In 2015, then-Superintendent Ray Cortines assembled a blue-ribbon committee to provide an objective analysis of the district’s finances and to make recommendations for how projected deficits should be addressed. According to the report: “The expanding gap represents a serious challenge to the LAUSD’s financial stability in the near term, one that insists upon immediate action today.” The report concludes that “if the District desires to continue… beyond FY 2019-20, to be capable of improving the lives of students and their families, then a combination of difficult, substantial and immediate decisions will be required. Failure to do so could lead to the insolvency of the LAUSD, and the loss of local governance authority that comes from state takeover.” Similar warnings have been issued by the LA County Office of Education, and the state department of education.

In the fall of 2015, I was invited to facilitate a retreat with the LAUSD School Board on the fiscal challenges facing the district and the various options available for addressing it. For two full days, board members discussed the growing deficit, and the implications for the district’s future. I advised the school board that the district needed a strategic plan that would make it possible to reduce operating costs over time, identify possibilities for generating new revenue through a parcel tax or bond measure, and significantly increase the number of “good schools” capable of attracting families in Los Angeles while decreasing the number of poor-performing, under-enrolled schools.
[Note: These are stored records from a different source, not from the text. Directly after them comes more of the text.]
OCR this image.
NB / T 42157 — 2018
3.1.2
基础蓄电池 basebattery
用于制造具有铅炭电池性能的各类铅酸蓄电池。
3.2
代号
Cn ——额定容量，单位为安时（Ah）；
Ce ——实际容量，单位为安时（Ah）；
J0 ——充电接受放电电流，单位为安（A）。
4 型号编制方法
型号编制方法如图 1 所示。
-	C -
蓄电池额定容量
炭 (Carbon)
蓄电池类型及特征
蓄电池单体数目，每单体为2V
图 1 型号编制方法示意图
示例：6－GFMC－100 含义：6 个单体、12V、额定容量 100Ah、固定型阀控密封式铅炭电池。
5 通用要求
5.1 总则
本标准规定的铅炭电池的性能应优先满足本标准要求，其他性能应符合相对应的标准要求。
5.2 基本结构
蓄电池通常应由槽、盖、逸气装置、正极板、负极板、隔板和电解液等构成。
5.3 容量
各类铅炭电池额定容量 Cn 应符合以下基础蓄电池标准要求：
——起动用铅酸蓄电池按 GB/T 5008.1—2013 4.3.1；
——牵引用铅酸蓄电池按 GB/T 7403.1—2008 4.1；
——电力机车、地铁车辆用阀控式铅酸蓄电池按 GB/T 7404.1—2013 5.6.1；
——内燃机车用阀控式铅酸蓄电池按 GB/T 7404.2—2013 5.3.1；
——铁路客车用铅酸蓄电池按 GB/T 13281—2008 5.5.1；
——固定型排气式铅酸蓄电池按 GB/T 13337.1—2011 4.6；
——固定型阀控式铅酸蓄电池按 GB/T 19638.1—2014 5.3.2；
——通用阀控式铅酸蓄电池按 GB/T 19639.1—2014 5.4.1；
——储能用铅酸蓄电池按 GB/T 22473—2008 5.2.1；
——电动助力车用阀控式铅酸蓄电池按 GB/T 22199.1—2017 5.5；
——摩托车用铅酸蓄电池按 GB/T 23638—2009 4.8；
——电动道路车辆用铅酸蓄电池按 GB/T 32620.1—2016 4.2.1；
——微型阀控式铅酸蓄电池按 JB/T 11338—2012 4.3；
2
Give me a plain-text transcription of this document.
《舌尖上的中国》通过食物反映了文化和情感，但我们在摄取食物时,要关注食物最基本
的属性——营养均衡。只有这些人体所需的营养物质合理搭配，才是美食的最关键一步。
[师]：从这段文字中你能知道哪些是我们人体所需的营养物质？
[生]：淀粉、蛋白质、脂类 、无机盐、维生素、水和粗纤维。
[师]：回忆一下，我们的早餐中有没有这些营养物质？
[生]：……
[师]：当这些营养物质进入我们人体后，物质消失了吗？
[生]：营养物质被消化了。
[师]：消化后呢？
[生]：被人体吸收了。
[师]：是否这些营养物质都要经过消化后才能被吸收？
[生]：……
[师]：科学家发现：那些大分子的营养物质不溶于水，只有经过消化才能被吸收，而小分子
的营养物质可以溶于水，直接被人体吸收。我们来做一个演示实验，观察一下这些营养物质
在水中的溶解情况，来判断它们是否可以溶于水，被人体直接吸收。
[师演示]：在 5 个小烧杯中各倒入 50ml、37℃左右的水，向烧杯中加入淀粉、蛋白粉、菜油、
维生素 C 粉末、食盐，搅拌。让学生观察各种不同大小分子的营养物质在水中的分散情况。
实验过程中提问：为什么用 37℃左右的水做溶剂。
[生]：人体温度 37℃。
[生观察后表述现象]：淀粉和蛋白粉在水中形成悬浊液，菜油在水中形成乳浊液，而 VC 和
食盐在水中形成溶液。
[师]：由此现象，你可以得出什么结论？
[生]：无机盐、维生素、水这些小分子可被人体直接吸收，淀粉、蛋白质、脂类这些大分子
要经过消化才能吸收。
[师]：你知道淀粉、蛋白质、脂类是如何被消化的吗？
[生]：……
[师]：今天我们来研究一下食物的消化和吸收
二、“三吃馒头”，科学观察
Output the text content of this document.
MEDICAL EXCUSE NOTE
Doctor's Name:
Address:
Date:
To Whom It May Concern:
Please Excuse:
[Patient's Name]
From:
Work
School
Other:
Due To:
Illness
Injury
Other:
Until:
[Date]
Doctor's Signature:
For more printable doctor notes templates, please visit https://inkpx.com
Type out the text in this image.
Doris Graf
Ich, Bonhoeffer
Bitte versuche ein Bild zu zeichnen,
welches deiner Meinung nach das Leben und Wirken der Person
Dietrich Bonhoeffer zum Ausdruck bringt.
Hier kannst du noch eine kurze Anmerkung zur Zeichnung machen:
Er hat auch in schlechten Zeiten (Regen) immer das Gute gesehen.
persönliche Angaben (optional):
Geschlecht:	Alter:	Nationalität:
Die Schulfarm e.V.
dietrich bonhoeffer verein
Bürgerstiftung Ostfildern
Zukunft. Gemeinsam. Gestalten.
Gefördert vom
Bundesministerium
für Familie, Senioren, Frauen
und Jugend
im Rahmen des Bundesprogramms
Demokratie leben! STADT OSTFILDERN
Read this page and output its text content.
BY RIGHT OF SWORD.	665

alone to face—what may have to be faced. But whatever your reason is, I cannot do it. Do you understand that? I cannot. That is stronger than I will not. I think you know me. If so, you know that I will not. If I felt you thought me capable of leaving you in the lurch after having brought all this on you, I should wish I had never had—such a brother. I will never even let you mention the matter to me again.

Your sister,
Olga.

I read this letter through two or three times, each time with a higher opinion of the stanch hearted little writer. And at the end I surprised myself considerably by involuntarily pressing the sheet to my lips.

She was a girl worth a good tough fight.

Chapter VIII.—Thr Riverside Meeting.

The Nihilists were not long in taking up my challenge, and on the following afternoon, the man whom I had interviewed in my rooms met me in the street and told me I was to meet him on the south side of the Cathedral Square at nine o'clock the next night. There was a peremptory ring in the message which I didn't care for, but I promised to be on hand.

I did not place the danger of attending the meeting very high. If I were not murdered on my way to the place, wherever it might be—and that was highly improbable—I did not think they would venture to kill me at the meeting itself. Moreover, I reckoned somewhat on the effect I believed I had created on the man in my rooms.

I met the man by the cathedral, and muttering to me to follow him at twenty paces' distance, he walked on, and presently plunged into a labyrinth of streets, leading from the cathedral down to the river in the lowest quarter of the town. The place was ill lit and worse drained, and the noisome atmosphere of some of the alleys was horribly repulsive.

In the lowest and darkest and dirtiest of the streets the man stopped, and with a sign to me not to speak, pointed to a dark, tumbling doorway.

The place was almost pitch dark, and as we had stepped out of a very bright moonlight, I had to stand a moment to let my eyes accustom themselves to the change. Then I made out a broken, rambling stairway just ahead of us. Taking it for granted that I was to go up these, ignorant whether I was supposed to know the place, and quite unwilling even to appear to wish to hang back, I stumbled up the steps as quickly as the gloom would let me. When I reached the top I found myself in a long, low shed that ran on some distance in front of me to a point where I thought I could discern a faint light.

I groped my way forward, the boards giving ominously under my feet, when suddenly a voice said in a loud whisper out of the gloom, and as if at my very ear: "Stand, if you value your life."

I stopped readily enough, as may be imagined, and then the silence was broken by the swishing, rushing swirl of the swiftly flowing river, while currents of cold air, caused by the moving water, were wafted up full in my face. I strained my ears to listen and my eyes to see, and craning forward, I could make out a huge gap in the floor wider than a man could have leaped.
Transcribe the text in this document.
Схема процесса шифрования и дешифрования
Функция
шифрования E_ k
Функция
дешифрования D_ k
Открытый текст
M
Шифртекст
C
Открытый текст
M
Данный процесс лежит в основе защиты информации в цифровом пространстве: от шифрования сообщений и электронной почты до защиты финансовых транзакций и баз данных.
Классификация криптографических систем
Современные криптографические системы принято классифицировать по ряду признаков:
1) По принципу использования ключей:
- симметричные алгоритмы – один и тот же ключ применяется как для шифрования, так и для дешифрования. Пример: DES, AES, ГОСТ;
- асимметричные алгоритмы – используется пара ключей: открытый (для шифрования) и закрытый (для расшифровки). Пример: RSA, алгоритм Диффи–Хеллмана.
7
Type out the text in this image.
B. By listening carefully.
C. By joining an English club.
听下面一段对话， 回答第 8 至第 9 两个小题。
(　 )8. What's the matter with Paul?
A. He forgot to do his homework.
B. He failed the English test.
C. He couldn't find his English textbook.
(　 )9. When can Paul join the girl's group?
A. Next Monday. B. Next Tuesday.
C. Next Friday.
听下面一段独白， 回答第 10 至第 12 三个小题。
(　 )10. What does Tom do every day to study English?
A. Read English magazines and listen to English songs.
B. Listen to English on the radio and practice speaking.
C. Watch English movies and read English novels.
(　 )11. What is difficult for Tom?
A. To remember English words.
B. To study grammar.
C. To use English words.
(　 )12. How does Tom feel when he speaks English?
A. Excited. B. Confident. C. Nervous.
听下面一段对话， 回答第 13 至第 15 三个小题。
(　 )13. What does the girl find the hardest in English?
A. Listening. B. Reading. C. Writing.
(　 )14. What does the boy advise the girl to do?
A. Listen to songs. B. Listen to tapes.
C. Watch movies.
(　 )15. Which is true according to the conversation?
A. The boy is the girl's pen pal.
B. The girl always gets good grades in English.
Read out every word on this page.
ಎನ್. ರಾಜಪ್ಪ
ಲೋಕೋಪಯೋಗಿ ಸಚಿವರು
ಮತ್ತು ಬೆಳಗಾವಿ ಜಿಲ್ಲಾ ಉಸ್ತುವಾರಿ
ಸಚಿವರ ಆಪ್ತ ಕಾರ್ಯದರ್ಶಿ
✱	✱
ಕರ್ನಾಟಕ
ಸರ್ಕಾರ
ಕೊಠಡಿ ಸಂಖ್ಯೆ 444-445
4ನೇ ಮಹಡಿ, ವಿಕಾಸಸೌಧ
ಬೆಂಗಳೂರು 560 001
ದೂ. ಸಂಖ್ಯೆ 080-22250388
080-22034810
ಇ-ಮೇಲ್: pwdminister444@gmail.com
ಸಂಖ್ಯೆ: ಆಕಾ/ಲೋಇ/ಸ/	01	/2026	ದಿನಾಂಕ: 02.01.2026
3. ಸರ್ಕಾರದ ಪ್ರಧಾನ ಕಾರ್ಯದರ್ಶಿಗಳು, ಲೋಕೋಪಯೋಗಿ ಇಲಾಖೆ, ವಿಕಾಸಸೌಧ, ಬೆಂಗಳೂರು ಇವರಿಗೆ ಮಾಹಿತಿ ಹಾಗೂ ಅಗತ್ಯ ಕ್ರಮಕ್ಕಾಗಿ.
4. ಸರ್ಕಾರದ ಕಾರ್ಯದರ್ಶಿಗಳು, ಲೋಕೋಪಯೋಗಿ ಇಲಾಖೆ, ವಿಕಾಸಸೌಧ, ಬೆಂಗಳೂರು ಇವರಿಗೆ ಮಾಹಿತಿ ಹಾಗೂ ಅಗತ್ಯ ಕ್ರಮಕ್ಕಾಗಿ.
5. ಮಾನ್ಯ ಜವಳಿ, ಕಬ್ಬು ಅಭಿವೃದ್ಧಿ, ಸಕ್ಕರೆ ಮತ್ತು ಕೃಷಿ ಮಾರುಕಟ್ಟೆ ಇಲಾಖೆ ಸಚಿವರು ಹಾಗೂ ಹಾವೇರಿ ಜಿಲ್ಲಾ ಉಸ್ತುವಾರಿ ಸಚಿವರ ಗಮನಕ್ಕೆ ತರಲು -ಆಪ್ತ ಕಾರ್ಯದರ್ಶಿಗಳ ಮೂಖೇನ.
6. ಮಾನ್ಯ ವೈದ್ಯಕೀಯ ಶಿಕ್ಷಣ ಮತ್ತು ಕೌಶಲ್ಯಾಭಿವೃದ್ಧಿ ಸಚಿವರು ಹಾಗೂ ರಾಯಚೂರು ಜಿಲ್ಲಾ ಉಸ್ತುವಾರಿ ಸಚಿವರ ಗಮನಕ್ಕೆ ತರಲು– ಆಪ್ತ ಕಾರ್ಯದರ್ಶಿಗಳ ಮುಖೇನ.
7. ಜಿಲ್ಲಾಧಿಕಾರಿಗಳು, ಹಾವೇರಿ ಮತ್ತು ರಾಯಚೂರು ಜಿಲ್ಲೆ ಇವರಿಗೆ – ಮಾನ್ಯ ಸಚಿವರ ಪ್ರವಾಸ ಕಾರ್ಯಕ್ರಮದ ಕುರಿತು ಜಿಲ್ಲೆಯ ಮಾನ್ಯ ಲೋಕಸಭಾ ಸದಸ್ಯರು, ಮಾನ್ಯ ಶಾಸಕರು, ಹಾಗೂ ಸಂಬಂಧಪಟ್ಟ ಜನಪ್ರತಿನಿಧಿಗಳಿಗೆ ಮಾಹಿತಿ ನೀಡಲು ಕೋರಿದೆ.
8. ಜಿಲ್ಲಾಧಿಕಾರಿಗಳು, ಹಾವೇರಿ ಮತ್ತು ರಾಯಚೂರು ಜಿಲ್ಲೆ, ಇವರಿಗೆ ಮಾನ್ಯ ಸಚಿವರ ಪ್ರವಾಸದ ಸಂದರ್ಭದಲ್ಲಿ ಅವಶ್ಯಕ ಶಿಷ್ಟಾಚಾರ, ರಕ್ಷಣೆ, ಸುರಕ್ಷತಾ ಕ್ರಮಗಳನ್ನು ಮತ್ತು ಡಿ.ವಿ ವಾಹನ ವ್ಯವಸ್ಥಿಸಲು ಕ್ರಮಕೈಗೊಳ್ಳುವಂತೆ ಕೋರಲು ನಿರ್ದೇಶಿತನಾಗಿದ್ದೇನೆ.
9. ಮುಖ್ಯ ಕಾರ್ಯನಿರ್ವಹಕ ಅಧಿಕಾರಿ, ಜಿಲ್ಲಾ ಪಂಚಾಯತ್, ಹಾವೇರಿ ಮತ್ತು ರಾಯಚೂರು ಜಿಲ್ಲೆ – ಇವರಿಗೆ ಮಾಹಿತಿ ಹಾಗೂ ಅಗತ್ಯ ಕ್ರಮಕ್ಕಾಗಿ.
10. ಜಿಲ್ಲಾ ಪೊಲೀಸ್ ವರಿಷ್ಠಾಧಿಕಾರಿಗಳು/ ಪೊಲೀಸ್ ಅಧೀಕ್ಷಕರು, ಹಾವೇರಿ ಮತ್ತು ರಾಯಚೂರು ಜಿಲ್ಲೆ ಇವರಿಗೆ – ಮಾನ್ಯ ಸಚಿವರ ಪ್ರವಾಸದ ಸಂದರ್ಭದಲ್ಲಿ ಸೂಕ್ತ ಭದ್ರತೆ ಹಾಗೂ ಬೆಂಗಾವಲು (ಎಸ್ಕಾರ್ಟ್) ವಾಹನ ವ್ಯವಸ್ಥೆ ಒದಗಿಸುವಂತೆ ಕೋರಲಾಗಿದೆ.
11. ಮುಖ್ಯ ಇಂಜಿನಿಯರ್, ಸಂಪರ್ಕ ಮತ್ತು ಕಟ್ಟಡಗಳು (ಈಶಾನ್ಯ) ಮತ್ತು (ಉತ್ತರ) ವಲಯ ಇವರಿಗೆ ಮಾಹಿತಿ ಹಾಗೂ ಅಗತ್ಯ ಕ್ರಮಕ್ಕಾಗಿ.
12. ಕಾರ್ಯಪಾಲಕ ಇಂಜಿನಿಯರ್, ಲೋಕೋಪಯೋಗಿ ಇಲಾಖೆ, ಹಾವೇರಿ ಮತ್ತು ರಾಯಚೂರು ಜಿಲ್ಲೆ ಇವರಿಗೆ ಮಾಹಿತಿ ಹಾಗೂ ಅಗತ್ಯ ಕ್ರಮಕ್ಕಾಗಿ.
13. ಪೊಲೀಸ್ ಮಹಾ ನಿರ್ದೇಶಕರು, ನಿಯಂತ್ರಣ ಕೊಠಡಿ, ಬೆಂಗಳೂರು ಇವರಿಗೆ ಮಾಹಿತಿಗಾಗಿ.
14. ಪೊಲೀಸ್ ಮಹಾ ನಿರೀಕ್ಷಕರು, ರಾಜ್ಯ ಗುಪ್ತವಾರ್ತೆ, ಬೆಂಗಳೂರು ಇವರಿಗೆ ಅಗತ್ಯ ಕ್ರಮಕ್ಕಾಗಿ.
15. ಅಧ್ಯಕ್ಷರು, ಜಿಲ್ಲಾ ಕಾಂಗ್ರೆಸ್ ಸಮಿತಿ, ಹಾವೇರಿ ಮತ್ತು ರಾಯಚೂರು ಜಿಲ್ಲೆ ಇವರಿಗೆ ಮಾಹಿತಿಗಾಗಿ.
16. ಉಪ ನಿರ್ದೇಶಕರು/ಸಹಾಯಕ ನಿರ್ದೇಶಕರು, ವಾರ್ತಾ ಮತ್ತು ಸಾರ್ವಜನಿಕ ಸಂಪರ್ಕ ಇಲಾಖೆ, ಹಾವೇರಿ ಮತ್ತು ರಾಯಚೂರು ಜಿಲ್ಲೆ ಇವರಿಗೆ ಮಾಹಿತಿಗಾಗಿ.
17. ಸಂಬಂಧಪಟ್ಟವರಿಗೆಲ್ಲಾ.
None of this would be easy and, not surprisingly, no plan was developed.

Regardless of whether or not UTLA goes on strike, these challenges will remain. So far, Mayor Eric Garcetti has largely been silent, despite the fact that LAUSD is also the city’s largest employer, and he has announced plans that he is considering a run for President.

Garcetti and others with power and influence have demonstrated more concern about the 2028 Olympics than they have for the schools serving the majority of the city’s children. The UTLA is right; the future of public education in LA is indeed in jeopardy. However, the strike won’t solve the financial problems facing the district. That challenge will have to be taken up by the new governor, Gavin Newsom, who has already made more promises than he can possibly deliver on.

Teachers are rising up to demand reinvestment in public education. Let’s hope that the politicians who they have supported rise to the challenge with them.